Somewhere in those 2 years, I developed my need for sleep once again. Don't get me wrong I've always enjoyed sleep. But there was a period in my life where I could manage on 5 hours of sleep, sometimes less. Now that was also a period where I was heavily addicted to diet mountain dew and candy, but still I didn't need the 8-9 hours of sleep that I do now. Seriously I'm going to bed as soon as I'm done with this blog...and I'm ok with that. Better yet I'm excited about that! And as the lyrics go on, talking about being confused and lonely, and what's sounds to me like wanting to be with someone who you know is bad news, I'm kind of glad I'm not 22 anymore. And when I really listen to what she is saying, it makes me think that being 22 kind of sucks.
Sorry 22, even though T Swift is giving you some notoriety, you're still kind of a lame age to be. I mean she herself describes it as "miserable and magical at the same time". And though I'm not so sure how much more magical being 24 is compared to 22, I am convinced that I have a little bit more wisdom than I did two years ago. Wisdom like how getting 8 hours of sleep really does make you feel better. And how meeting deadlines and not dating douche bags is a good thing. I guess the things that bring excitement when you are younger like staying up all night, and dating people you just met 2 hours ago, becomes less attractive as you get older. For some of us those things lose their allure earlier than others (I never did get the whole dating strangers things...hello was I the only one taught stranger danger). And there are some who never learn (i.e. 40 year olds that still go to the club).

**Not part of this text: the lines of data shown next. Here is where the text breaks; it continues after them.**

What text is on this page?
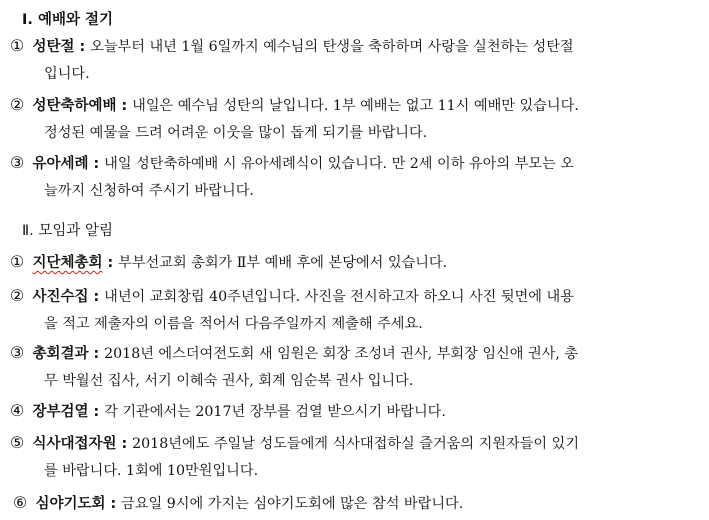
Ⅰ. 예배와 절기
① 성탄절 : 오늘부터 내년 1월 6일까지 예수님의 탄생을 축하하며 사랑을 실천하는 성탄절
입니다.
② 성탄축하예배 : 내일은 예수님 성탄의 날입니다. 1부 예배는 없고 11시 예배만 있습니다.
정성된 예물을 드려 어려운 이웃을 많이 돕게 되기를 바랍니다.
③ 유아세례 : 내일 성탄축하예배 시 유아세례식이 있습니다. 만 2세 이하 유아의 부모는 오
늘까지 신청하여 주시기 바랍니다.
Ⅱ. 모임과 알림
① 지단체총회 : 부부선교회 총회가 Ⅱ부 예배 후에 본당에서 있습니다.
② 사진수집 : 내년이 교회창립 40주년입니다. 사진을 전시하고자 하오니 사진 뒷면에 내용
을 적고 제출자의 이름을 적어서 다음주일까지 제출해 주세요.
③ 총회결과 : 2018년 에스더여전도회 새 임원은 회장 조성녀 권사, 부회장 임신애 권사, 총
무 박월선 집사, 서기 이혜숙 권사, 회계 임순복 권사 입니다.
④ 장부검열 : 각 기관에서는 2017년 장부를 검열 받으시기 바랍니다.
⑤ 식사대접자원 : 2018년에도 주일날 성도들에게 식사대접하실 즐거움의 지원자들이 있기
를 바랍니다. 1회에 10만원입니다.
⑥ 심야기도회 : 금요일 9시에 가지는 심야기도회에 많은 참석 바랍니다.
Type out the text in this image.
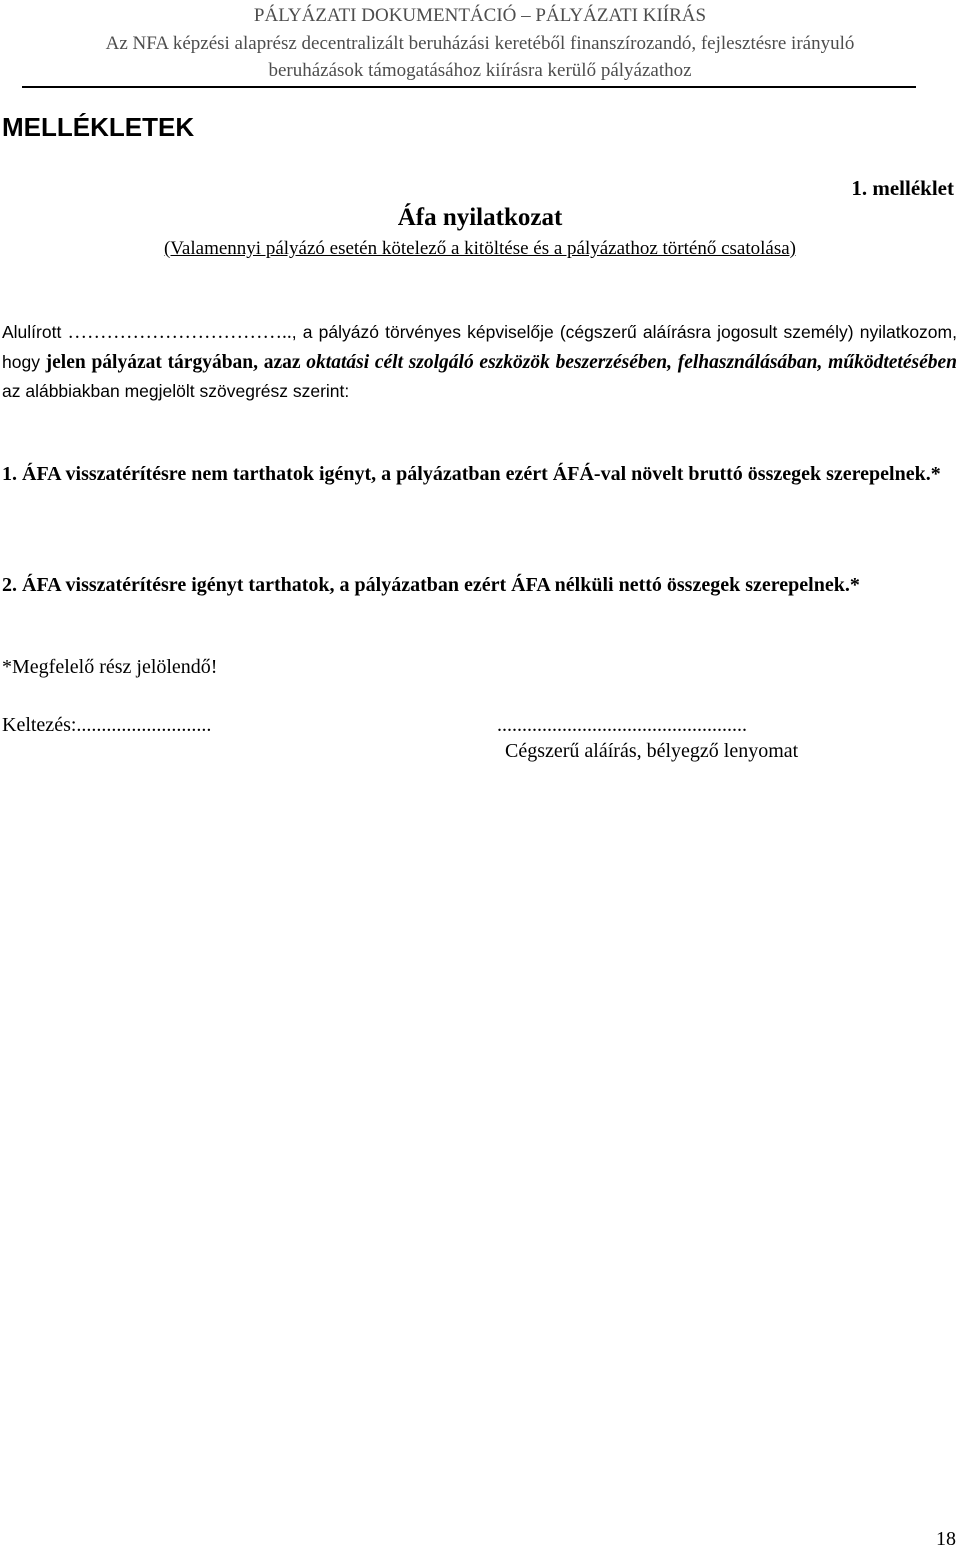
PÁLYÁZATI DOKUMENTÁCIÓ – PÁLYÁZATI KIÍRÁS
Az NFA képzési alaprész decentralizált beruházási keretéből finanszírozandó, fejlesztésre irányuló
beruházások támogatásához kiírásra kerülő pályázathoz
MELLÉKLETEK
1. melléklet
Áfa nyilatkozat
(Valamennyi pályázó esetén kötelező a kitöltése és a pályázathoz történő csatolása)
Alulírott …………………………….., a pályázó törvényes képviselője (cégszerű aláírásra jogosult személy) nyilatkozom, hogy jelen pályázat tárgyában, azaz oktatási célt szolgáló eszközök beszerzésében, felhasználásában, működtetésében az alábbiakban megjelölt szövegrész szerint:
1. ÁFA visszatérítésre nem tarthatok igényt, a pályázatban ezért ÁFÁ-val növelt bruttó összegek szerepelnek.*
2. ÁFA visszatérítésre igényt tarthatok, a pályázatban ezért ÁFA nélküli nettó összegek szerepelnek.*
*Megfelelő rész jelölendő!
Keltezés:...........................	..................................................
Cégszerű aláírás, bélyegző lenyomat
18
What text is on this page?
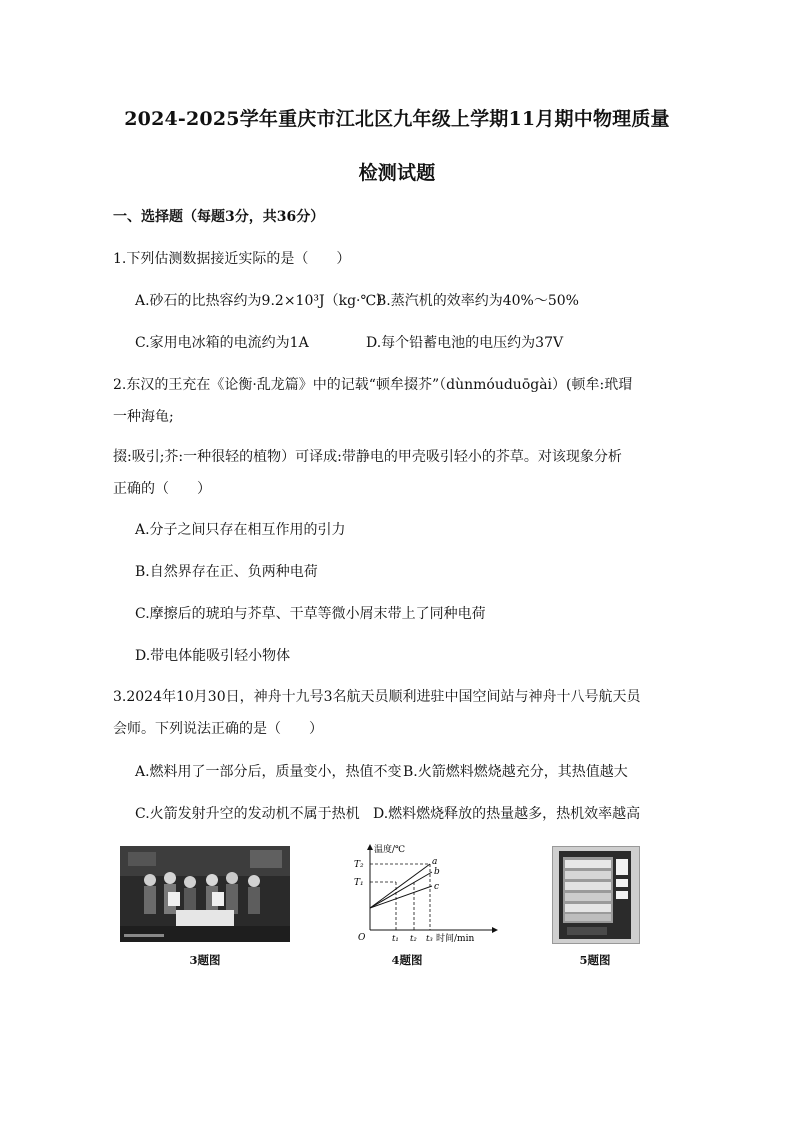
2024-2025学年重庆市江北区九年级上学期11月期中物理质量
检测试题
一、选择题（每题3分，共36分）
1.下列估测数据接近实际的是（　　）
A.砂石的比热容约为9.2×10³J（kg·℃）
B.蒸汽机的效率约为40%～50%
C.家用电冰箱的电流约为1A	D.每个铅蓄电池的电压约为37V
2.东汉的王充在《论衡·乱龙篇》中的记载“顿牟掇芥”（dùnmóuduōgài）(顿牟:玳瑁
一种海龟;
掇:吸引;芥:一种很轻的植物）可译成:带静电的甲壳吸引轻小的芥草。对该现象分析
正确的（　　）
A.分子之间只存在相互作用的引力
B.自然界存在正、负两种电荷
C.摩擦后的琥珀与芥草、干草等微小屑末带上了同种电荷
D.带电体能吸引轻小物体
3.2024年10月30日，神舟十九号3名航天员顺利进驻中国空间站与神舟十八号航天员
会师。下列说法正确的是（　　）
A.燃料用了一部分后，质量变小，热值不变 B.火箭燃料燃烧越充分，其热值越大
C.火箭发射升空的发动机不属于热机 D.燃料燃烧释放的热量越多，热机效率越高
3题图
温度/℃
T₂
T₁
O	t₁ t₂ t₃ 时间/min
a
b
c
4题图	5题图
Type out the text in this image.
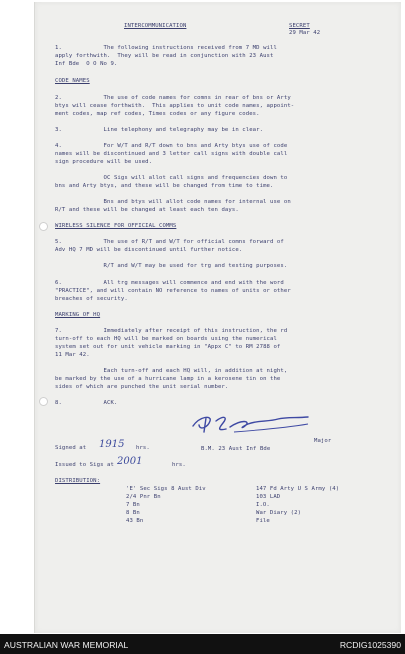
INTERCOMMUNICATION	SECRET
29 Mar 42
1.            The following instructions received from 7 MD will
apply forthwith.  They will be read in conjunction with 23 Aust
Inf Bde  O O No 9.
CODE NAMES
2.            The use of code names for comns in rear of bns or Arty
btys will cease forthwith.  This applies to unit code names, appoint-
ment codes, map ref codes, Times codes or any figure codes.
3.            Line telephony and telegraphy may be in clear.
4.            For W/T and R/T down to bns and Arty btys use of code
names will be discontinued and 3 letter call signs with double call
sign procedure will be used.
OC Sigs will allot call signs and frequencies down to
bns and Arty btys, and these will be changed from time to time.
Bns and btys will allot code names for internal use on
R/T and these will be changed at least each ten days.
WIRELESS SILENCE FOR OFFICIAL COMMS
5.            The use of R/T and W/T for official comns forward of
Adv HQ 7 MD will be discontinued until further notice.
R/T and W/T may be used for trg and testing purposes.
6.            All trg messages will commence and end with the word
"PRACTICE", and will contain NO reference to names of units or other
breaches of security.
MARKING OF HQ
7.            Immediately after receipt of this instruction, the rd
turn-off to each HQ will be marked on boards using the numerical
system set out for unit vehicle marking in "Appx C" to RM 2788 of
11 Mar 42.
Each turn-off and each HQ will, in addition at night,
be marked by the use of a hurricane lamp in a kerosene tin on the
sides of which are punched the unit serial number.
8.            ACK.
Major
B.M. 23 Aust Inf Bde
Signed at 1915 hrs.
Issued to Sigs at 2001	hrs.
DISTRIBUTION:
'E' Sec Sigs 8 Aust Div
2/4 Pnr Bn
7 Bn
8 Bn
43 Bn
147 Fd Arty U S Army (4)
103 LAD
I.O.
War Diary (2)
File
AUSTRALIAN WAR MEMORIAL	RCDIG1025390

So Taylor Swift if you ever decide to write a song about being 24, be
prepared that it may not be played at parties but to those of us home knitting and going to bed at 9pm, and know that we will find it fun. And in the end it's not so much my age that makes me not relate to this song anymore, it is the fact that I no longer find that lifestyle attractive...and if I'm honest with myself I never did. In the end I guess I've matured past that. And with that said, I'm not so sad anymore that I'm not 22. I'm kind of glad to be where I'm at. And I can totally dress up like a hipster if I want to. Oh and don't get me wrong, I totally love Taylor Swifts new album...it's all I've been listening to. But 22 will just be one of those songs I listen to for the beat, and ignore the lyrics. Well hope y'all enjoyed my random ramblings on tonight!